Mill Computing, Inc. Forums The Mill Architecture Memory Reply To: Memory

Ivan Godard
Keymaster
Post count: 689

This is all filed, but was at most alluded to in the talks so far. so here’s a more complete explanation.

Code:
All transfers use one of two modes: indirect through a pointer on the belt (no offset), or (up to 32-bit manifest) signed offset from the entry address of the current function. There is also a LEA form that returns the offset-from-function-entry result as a pointer dropped to the belt.

Data:
All address modes (load, store, and LEA) comprise a base, an up-to-32-bit manifest signed offset, and optionally an index from the belt with a manifest scale factor that left-shifts the index by 0-4 bits. The base may be either a pointer from the belt or one of a small set of specRegs that contain addresses. Currently these are:
cpReg base of code region for load module
cppReg base of constant pool in load module
dpReg base of static data region
fpReg base of stack frame, or NaR if no frame
inpReg base of inbound memory-passed function arguments, or NaR if none
tpReg base of thread-local storage, or NaR if none

This list is expected to change as we discover issues when porting the OSs. In particular, cpReg and cppReg are likely to go away; there may be an outpReg added; and there may be a few levels of display added (for support of languages with closures). With these, all addresses in the code itself are static and no load-time relocation is necessary.

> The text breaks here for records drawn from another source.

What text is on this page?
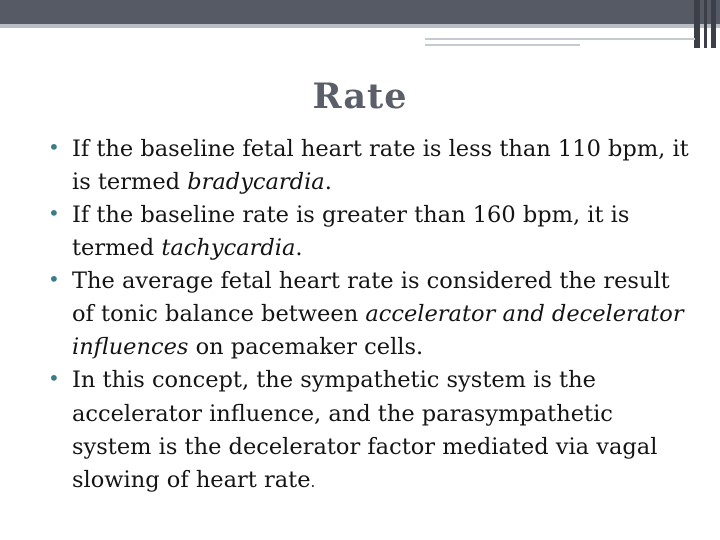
Rate
• If the baseline fetal heart rate is less than 110 bpm, it is termed bradycardia.
• If the baseline rate is greater than 160 bpm, it is termed tachycardia.
• The average fetal heart rate is considered the result of tonic balance between accelerator and decelerator influences on pacemaker cells.
• In this concept, the sympathetic system is the accelerator influence, and the parasympathetic system is the decelerator factor mediated via vagal slowing of heart rate.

cpReg, cppReg, and dpReg are initialized by the loader when the process is created. fpReg and inpReg are managed directly by the hardware via the call, retn, and stackf operations. The values of all these registers are currently readable by the rd operation, but that too may go away. They are reachable by MMIO, as used by the init ROM in the power-up sequence to set the initial execution environment.